Acrescenta que, em sendo “tênue e nebulosa a linha divisória entre normas gerais (centrais) e particulares (singulares, radiais ou marginais) nas hipóteses de competência normativa concorrente (ou, ainda, privativa para normais gerais) é matriz de reforço do federalismo, desbastando tendências exageradamente centralizadoras, para, sem comprometer a essência dos institutos, viabilizar sistemas, programas e políticas ajustadas e adaptadas às realidades específicas e singulares das órbitas subnacionais. O resgate da ideia da unidade na diversidade não pode acomodar soluções neutralizantes da autonomia, sob pena de se esvair o federalismo” (fls. 13-14, e-doc. 16).


Destaca, ainda, que “outra prospecção consiste no interesse local, medida da normatização municipal complementar. Se há pessoas com deficiência em todas as cidades do país, sua promoção legal pode ser diferenciada, desde que não neutralize o escopo da legislação federal de normas gerais, considerando, por exemplo, (a) a maior ou menor quantidade dessas pessoas no âmbito territorial do Município; (b) a variável intensidade de espaços de lazer e socialização, ocorrência de espetáculos culturais, shows artísticos e eventos esportivos no Município; (c) a quantidade desses sítios e a capacidade de vagas correlata, entre outros fatores - e cujo exame pertence ao parlamente a menos que se mostre, indisfarçavelmente, abusivo. Aí se situa a predominância do interesse local” (fls. 15-16, e-doc. 16).


Pede “o provimento do recurso extraordinário para reforma do venerando acórdão a fim de que seja julgado improcedente o pedido da ação direta para declarar a inconstitucionalidade da Lei n. 5.981, de 26 de agosto de 2024, do Município de Taubaté” (fl. 16, e-doc. 16).


Examinados os elementos havidos nos autos, DECIDO.


4. Pela semelhança de argumentos e pedidos apresentados, os recursos extraordinários serão analisados em conjunto.


5. Razão jurídica assiste aos recorrentes.


6. Na espécie vertente, o Tribunal de Justiça de São Paulo julgou procedente ação direta de inconstitucionalidade proposta pelo Prefeito Municipal de Taubaté e declarou “a inconstitucionalidade da Lei Ordinária Municipal nº 5.981, de 26 de agosto de 2024, do Município de Taubaté” (fl. 13, e-doc. 11), com a seguinte fundamentação:

(...)Entrementes, considerando que a causa de pedir na ação direta de inconstitucionalidade é aberta, o que permite confronto da legislação impugnada com dispositivos constitucionais não suscitados na petição inicial (Tribunal Pleno, ADI nº 2.914/ES, Relatora Ministra Cármen Lúcia, DJe 01.06.2020), nota-se que a lei impugnada, em que pese a nobreza de propósito da ideia nela contida, versou sobre proteção e integração social das pessoas portadoras de deficiência, matéria de competência legislativa concorrente da União, Estados e Distrito Federal. Já há uma política nacional (Leis nsº 12.764/2012, 13.146/2015 e 13.977/2020)e estadual (Lei Estadual nº 17.158/2019) de proteção às pessoas portadoras de transtorno do espectro autista, nas quais a legislação municipal claramente se alicerça, não havendo lacuna ou omissão na legislação já existente, nem interesse ou peculiaridade local exigente de ser disciplinada por lei municipal. Há, pois, clara violação à competência concorrente estabelecida no art. 24, XIV, da CF, de modo a vulnerar o pacto federativo.

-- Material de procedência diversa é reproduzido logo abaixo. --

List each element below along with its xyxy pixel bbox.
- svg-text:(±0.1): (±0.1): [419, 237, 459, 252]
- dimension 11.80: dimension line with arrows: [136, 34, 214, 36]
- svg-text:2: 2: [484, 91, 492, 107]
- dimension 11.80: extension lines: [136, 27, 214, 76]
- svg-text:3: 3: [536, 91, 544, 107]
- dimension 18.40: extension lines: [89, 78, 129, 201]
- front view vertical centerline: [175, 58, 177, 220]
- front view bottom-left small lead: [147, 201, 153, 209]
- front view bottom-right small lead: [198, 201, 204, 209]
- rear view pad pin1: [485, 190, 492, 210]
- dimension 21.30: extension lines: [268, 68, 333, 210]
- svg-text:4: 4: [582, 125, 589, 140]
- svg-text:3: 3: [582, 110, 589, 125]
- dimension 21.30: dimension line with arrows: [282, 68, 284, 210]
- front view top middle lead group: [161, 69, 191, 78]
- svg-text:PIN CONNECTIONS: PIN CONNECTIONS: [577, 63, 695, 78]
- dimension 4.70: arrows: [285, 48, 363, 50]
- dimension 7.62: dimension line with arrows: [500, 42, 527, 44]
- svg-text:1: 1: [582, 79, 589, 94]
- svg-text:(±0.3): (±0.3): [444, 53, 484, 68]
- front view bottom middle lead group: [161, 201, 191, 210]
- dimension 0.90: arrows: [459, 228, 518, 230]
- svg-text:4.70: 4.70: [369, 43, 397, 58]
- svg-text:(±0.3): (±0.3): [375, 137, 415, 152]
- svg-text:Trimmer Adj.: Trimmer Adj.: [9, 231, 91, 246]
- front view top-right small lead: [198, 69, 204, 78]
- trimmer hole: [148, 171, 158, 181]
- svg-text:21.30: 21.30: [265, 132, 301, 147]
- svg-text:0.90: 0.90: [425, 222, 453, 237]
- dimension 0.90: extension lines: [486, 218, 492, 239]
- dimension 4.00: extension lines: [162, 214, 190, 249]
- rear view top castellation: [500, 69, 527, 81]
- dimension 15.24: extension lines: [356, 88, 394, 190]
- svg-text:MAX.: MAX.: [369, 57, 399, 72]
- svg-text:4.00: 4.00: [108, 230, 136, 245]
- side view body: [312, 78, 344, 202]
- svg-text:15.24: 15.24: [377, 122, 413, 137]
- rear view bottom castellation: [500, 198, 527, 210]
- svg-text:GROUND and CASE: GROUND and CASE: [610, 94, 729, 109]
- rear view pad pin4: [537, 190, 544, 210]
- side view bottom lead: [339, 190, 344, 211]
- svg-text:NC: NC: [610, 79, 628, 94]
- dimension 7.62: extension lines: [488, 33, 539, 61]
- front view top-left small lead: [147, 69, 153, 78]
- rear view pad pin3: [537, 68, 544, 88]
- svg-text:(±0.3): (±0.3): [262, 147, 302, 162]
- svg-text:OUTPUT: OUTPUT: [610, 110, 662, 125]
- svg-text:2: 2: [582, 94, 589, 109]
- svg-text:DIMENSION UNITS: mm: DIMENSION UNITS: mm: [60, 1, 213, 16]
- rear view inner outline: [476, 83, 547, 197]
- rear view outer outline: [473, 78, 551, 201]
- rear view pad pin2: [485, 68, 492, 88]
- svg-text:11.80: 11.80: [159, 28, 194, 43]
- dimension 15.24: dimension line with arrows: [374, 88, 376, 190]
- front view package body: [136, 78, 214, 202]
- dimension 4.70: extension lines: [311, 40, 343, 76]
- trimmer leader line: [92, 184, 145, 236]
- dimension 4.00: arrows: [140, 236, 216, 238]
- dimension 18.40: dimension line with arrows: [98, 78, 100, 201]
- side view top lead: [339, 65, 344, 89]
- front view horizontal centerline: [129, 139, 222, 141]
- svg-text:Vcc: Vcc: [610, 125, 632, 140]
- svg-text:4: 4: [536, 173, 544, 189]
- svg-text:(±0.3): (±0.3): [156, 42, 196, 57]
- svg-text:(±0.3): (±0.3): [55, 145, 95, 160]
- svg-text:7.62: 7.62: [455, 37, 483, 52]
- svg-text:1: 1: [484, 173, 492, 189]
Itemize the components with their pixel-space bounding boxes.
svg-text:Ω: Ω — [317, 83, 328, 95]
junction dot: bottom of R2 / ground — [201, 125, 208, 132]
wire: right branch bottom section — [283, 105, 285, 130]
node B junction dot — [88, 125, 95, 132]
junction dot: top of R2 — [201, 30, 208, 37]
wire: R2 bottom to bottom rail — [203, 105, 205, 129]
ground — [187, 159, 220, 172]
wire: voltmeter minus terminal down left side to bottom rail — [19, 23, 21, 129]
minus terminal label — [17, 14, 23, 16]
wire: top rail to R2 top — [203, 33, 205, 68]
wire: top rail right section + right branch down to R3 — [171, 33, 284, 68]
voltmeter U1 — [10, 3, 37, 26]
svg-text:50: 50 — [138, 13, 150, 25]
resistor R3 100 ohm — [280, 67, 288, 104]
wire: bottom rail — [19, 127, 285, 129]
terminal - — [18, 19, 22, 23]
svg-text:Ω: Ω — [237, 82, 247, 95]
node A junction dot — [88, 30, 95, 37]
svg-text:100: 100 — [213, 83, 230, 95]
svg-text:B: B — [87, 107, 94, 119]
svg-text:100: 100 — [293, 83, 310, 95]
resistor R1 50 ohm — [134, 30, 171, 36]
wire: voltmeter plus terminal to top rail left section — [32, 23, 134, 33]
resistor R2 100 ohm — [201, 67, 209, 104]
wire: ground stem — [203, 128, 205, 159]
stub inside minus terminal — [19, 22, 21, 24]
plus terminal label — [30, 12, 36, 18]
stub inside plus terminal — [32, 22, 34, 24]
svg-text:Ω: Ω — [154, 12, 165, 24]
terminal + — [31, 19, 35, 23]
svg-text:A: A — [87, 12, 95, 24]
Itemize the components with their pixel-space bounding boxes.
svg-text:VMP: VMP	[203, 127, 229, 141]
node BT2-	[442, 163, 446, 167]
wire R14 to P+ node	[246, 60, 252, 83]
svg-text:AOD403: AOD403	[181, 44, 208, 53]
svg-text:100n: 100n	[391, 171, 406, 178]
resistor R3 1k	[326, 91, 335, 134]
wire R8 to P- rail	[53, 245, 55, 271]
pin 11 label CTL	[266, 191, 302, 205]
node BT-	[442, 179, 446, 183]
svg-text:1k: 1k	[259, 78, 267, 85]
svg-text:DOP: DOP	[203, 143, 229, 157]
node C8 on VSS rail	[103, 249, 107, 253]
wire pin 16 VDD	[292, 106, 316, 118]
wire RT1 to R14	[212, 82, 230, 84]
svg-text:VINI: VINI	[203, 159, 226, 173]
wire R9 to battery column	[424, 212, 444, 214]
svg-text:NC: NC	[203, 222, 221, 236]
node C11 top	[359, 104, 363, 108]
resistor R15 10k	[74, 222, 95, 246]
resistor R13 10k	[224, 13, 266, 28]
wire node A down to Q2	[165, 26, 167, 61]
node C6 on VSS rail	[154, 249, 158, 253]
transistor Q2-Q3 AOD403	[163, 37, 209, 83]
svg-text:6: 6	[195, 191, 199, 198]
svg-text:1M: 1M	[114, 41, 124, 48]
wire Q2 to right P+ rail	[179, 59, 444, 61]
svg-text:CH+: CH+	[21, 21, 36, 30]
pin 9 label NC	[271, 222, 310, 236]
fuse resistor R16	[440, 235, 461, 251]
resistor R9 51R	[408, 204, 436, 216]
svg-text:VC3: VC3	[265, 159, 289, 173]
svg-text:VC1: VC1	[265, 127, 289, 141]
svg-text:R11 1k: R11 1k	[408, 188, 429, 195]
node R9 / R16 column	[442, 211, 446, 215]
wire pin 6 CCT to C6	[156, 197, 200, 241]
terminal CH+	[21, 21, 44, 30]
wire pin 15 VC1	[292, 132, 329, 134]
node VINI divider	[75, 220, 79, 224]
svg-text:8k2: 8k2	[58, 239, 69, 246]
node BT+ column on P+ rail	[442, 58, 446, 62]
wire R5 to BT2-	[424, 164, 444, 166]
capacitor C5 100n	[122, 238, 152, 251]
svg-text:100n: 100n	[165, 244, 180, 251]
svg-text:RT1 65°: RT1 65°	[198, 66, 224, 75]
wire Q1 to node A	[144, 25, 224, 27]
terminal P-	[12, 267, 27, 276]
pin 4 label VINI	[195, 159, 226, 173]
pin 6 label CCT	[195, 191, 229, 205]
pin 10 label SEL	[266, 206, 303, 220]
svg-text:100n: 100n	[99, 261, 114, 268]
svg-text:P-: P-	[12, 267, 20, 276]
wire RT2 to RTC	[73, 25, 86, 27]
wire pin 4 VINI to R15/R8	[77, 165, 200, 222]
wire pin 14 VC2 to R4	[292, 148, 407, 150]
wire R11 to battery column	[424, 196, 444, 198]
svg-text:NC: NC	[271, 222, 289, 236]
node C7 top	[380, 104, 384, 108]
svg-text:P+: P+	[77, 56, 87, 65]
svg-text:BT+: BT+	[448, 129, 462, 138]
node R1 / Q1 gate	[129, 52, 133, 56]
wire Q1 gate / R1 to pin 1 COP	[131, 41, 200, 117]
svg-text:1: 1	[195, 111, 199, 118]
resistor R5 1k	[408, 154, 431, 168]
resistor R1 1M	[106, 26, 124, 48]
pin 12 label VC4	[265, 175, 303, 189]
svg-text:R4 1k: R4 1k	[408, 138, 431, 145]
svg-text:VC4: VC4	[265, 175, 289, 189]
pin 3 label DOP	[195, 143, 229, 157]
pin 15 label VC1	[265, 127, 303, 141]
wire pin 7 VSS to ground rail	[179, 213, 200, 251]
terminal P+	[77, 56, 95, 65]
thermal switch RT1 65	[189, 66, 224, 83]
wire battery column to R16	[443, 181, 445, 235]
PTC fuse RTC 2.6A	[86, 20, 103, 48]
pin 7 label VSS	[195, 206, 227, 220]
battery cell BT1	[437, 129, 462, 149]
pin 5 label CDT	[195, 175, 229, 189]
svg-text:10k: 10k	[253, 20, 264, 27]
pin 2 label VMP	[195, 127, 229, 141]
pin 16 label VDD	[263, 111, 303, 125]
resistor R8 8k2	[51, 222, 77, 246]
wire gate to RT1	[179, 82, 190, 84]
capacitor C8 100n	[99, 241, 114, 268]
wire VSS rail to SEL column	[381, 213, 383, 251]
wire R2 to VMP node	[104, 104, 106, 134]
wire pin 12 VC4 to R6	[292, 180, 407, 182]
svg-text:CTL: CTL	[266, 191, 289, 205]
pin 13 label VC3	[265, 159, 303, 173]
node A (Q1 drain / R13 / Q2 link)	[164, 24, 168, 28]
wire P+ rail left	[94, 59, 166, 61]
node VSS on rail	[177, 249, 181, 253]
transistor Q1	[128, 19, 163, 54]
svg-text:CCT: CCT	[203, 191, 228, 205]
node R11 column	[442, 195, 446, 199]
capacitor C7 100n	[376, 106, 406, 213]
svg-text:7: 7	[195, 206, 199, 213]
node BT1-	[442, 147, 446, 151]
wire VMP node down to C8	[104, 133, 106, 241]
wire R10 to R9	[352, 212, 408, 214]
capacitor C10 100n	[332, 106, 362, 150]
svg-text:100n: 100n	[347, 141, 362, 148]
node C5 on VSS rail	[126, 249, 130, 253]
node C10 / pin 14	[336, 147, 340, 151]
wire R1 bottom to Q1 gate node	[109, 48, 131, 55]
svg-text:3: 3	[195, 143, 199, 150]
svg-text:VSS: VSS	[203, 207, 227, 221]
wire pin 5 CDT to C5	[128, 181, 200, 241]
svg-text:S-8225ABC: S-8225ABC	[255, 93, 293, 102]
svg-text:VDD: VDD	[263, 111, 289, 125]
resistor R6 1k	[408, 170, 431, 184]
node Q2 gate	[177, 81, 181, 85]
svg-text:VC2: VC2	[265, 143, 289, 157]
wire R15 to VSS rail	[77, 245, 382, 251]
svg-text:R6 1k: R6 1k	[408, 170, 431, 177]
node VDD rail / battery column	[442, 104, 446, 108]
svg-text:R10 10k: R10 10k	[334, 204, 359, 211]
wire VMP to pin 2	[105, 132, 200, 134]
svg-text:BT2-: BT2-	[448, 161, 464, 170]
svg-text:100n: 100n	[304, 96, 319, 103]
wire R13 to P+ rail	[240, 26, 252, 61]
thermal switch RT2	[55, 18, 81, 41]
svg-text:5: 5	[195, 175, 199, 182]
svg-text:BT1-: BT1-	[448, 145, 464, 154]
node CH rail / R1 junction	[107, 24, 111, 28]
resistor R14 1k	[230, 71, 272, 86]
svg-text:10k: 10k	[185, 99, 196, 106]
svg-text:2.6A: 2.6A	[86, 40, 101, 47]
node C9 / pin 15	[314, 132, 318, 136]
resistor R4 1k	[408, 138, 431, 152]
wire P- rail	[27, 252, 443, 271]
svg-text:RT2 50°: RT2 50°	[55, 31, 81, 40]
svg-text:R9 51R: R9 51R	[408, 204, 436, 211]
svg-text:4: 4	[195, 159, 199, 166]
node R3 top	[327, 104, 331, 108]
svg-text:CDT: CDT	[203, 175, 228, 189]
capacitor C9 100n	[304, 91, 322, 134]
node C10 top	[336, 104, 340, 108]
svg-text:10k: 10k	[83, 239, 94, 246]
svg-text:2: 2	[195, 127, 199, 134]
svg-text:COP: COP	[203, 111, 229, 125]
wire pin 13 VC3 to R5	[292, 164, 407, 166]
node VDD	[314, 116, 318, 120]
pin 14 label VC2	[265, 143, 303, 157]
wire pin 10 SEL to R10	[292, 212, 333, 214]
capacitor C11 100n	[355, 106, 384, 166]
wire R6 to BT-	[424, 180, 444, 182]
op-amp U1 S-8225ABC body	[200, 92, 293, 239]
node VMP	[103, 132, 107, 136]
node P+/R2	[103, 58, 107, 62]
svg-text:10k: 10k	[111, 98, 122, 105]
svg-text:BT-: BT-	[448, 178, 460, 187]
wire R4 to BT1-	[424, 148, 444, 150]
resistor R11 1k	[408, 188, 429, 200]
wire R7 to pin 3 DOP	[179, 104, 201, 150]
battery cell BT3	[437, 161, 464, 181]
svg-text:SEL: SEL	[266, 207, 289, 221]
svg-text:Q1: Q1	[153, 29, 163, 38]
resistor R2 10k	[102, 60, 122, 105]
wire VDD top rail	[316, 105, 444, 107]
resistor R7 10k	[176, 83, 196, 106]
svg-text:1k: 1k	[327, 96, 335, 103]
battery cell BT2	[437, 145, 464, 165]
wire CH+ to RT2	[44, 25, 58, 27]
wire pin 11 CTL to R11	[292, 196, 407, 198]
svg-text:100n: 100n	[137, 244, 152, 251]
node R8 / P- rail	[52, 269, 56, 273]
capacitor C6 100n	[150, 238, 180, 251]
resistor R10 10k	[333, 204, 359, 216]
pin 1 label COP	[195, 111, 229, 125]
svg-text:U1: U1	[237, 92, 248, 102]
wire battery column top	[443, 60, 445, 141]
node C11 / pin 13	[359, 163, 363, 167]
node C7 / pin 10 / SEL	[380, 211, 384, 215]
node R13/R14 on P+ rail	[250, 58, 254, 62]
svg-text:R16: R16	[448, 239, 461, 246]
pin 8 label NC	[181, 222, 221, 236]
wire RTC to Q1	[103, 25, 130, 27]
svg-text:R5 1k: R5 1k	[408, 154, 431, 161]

Dessa forma, conclui-se que o diploma normativo impugnado desrespeitou a repartição constitucional de competências, violando, coo dito, o princípio federativo estabelecido nos arts. 1º e 18 da Constituição da República, bem como no art. 1º da Constituição Paulista ” (fl. 10, e-doc. 11).


7. O tema da repartição de competências compõe o núcleo fundamental da formulação constitucional federativa. A repartição de competências é o coração da Federação, porque é nela que se põe a configuração da autonomia conferida a cada qual dos entes estatais.


José Afonso da Silva anota que a repartição de competências entre a União e os Estados-membros constitui o fulcro do Estado Federal, e dá origem a uma estrutura estatal complexa, que apresenta, a um tempo, aspectos unitário e federativo” (SILVA, José Afonso da. Curso de Direito Constitucional positivo. 44. ed. São Paulo: Malheiros, 2022. p. 102-103).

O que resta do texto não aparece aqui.